Ex-coordenadora da Força Nacional adverte para risco de formação de milícia
Tenente-coronel da PM foi demitida ao resistir à renovação de vínculo de reservistas ao grupo, armados e sem vínculo com forças de segurança
atualizado
Compartilhar notícia
Ex-coordenadora-geral de Administração da Força Nacional, a tenente-coronel da Polícia Militar do Ceará Keydna Alves Lima Carneiro entregou ao Ministério Público Federal (MPF) na terça-feira (23/06) uma denúncia contra o atual diretor-geral da unidade, coronel Aginaldo de Oliveira. Demitida no fim de maio, a oficial diz, na acusação, que o marido da deputada federal bolsonarista Carla Zambelli (SPL-SP), tentou silenciá-la para que ela parasse de questionar internamente a decisão de manter reservistas integrados ao grupo.
Keydna Carneiro sustenta que o uso desses reservistas (e armados) é inconstitucional e carrega vários riscos, como a criação de uma espécie de “milícia inimputável” e até mesmo a infiltração de criminosos, ao permitir que sejam integrados condenados em primeira instância, conforme atualização da portaria número 161/20.
As informações foram divulgadas nesta quarta-feira (24/06) pelo site O Antagonista, que teve acesso à denúncia da tenente-coronel.
A oficial da PM foi a primeira mulher a alcançar um posto de comando na Força Nacional. O prestígio, contudo, ruiu após ela insistir na avaliação de que “a participação de agentes de segurança na Força Nacional pressupõe a manutenção de seu vínculo funcional com a ‘instituição originária'”. No caso, alega a ex-coordenadora, reservistas não estão vinculados a nenhuma instituição militar, “sendo meramente cidadãos comuns com fardas institucionais e armas de Estado”.

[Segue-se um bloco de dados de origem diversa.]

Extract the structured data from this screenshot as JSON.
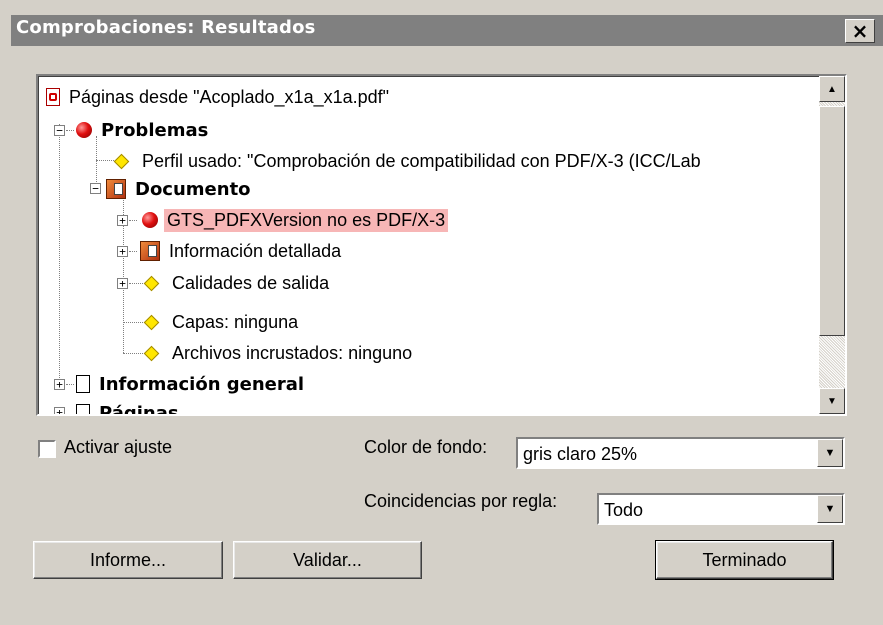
{
  "window": {
    "title": "Comprobaciones: Resultados",
    "close": "×"
  },
  "tree": [
    {
      "label": "Páginas desde \"Acoplado_x1a_x1a.pdf\"",
      "icon": "pdf-icon"
    },
    {
      "label": "Problemas",
      "icon": "red-ball-icon",
      "expander": "−"
    },
    {
      "label": "Perfil usado: \"Comprobación de compatibilidad con PDF/X-3 (ICC/Lab",
      "icon": "yellow-diamond-icon"
    },
    {
      "label": "Documento",
      "icon": "layers-icon",
      "expander": "−"
    },
    {
      "label": "GTS_PDFXVersion no es PDF/X-3",
      "icon": "red-ball-icon",
      "expander": "+"
    },
    {
      "label": "Información detallada",
      "icon": "layers-icon",
      "expander": "+"
    },
    {
      "label": "Calidades de salida",
      "icon": "yellow-diamond-icon",
      "expander": "+"
    },
    {
      "label": "Capas: ninguna",
      "icon": "yellow-diamond-icon"
    },
    {
      "label": "Archivos incrustados: ninguno",
      "icon": "yellow-diamond-icon"
    },
    {
      "label": "Información general",
      "icon": "document-icon",
      "expander": "+"
    },
    {
      "label": "Páginas",
      "icon": "document-icon",
      "expander": "+"
    }
  ],
  "scrollbar": {
    "up": "▲",
    "down": "▼"
  },
  "options": {
    "wrap_label": "Activar ajuste",
    "wrap_checked": false,
    "bg_color_label": "Color de fondo:",
    "bg_color_value": "gris claro 25%",
    "matches_label": "Coincidencias por regla:",
    "matches_value": "Todo",
    "dropdown_arrow": "▼"
  },
  "buttons": {
    "report": "Informe...",
    "validate": "Validar...",
    "done": "Terminado"
  },
  "colors": {
    "highlight": "#f7b6b6",
    "titlebar": "#808080",
    "dialog_bg": "#d4d0c8"
  }
}
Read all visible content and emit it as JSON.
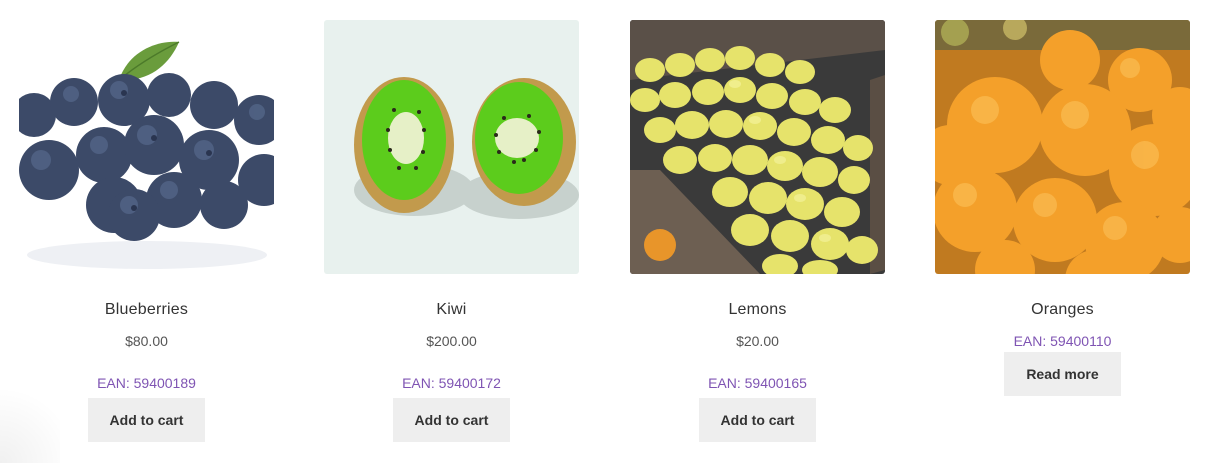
{
  "products": [
    {
      "name": "Blueberries",
      "image_icon": "blueberries-image",
      "price": "$80.00",
      "ean": "EAN: 59400189",
      "button": "Add to cart"
    },
    {
      "name": "Kiwi",
      "image_icon": "kiwi-image",
      "price": "$200.00",
      "ean": "EAN: 59400172",
      "button": "Add to cart"
    },
    {
      "name": "Lemons",
      "image_icon": "lemons-image",
      "price": "$20.00",
      "ean": "EAN: 59400165",
      "button": "Add to cart"
    },
    {
      "name": "Oranges",
      "image_icon": "oranges-image",
      "price": "",
      "ean": "EAN: 59400110",
      "button": "Read more"
    }
  ],
  "colors": {
    "ean_link": "#7f54b3",
    "button_bg": "#eeeeee",
    "text": "#333333"
  }
}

Na denúncia ao MPF, ela anexou uma série de comunicações internas para comprovar a tentativa de alertar para a inconstitucionalidade da medida. “Essa denúncia é a terceira tentativa para a investigação do assunto”, escreve no documento revelado pelo site.
Na argumentação exposta na denúncia, Keydna afirma que não existe amparo jurídico que permita a reservistas atuarem na segurança pública, só como integrantes de operações de Garantia da Lei e da Ordem convocadas pelo Ministério da Defesa.
A ex-coordenadora também questiona que os reservistas mobilizados na FN mantenham patentes e até porte de arma. “Se nas Forças Armadas, as praças reservistas não possuem porte de arma, como podem adquirir essa prerrogativa ao integrarem a Força Nacional?”, indaga.
A argumentação técnica foi incluída em uma nota técnica apresentada por Keydna a Aginaldo, em 8 de janeiro deste ano. No documento, ela condicionava a renovação do vínculo de reservistas e inativos, que se encerraria no dia 31 daquele mês, à realização de estudos técnicos “complexos e variados” e à elaboração de uma “nova legislação”.
O diretor-geral da Força Nacional, porém, teria dado de ombros ao alerta da então subordinada e encomendado a outros assessores uma nova nota técnica, está favorável à prorrogação, para “evitar prejuízos na ordem operacional e continuidade nas atividades de segurança pública do país”. O contingente de reservistas já chegou a 400.
Keydna seguiu alertando sobre a precaridade do vínculo dos reservistas, em pressão para que o Ministério da Justiça elaborasse uma proposta legislativa para corrigir o problema. Foi exonerada em 29 de maio.
A Força Nacional divulgou uma nota na noite desta quarta negando a veracidade da denúncia. Leia a íntegra:
“A Força Nacional de Segurança Pública é um Programa de Cooperação Federativa, instituído pelo Decreto nº 5.289/2004, com o objetivo de reunir profissionais de segurança pública dos Estados e DF para atuar, sob coordenação do governo federal, na preservação da ordem pública e na proteção das pessoas e do patrimônio, sempre que haja a necessidade de apoio da União às estruturas locais de segurança.
A mobilização de reservistas para atuar na Força Nacional de Segurança Pública está prevista na Lei nº 13.500/2017. No mesmo ano, foi publicado o primeiro edital para a seleção de militares temporários das Forças Armadas (que tenham passado para a reserva há menos de cinco anos) para ingressar na Força Nacional de Segurança Pública.
Todos os atos realizados no âmbito do Ministério da Justiça e Segurança Pública prezam pela legalidade e são submetidos à Consultoria Jurídica para devida apreciação. Ressaltamos ainda que a Lei nº 10.826/2003 permite aos integrantes da Força Nacional de Segurança Pública o porte de arma de fogo em todo o território nacional.”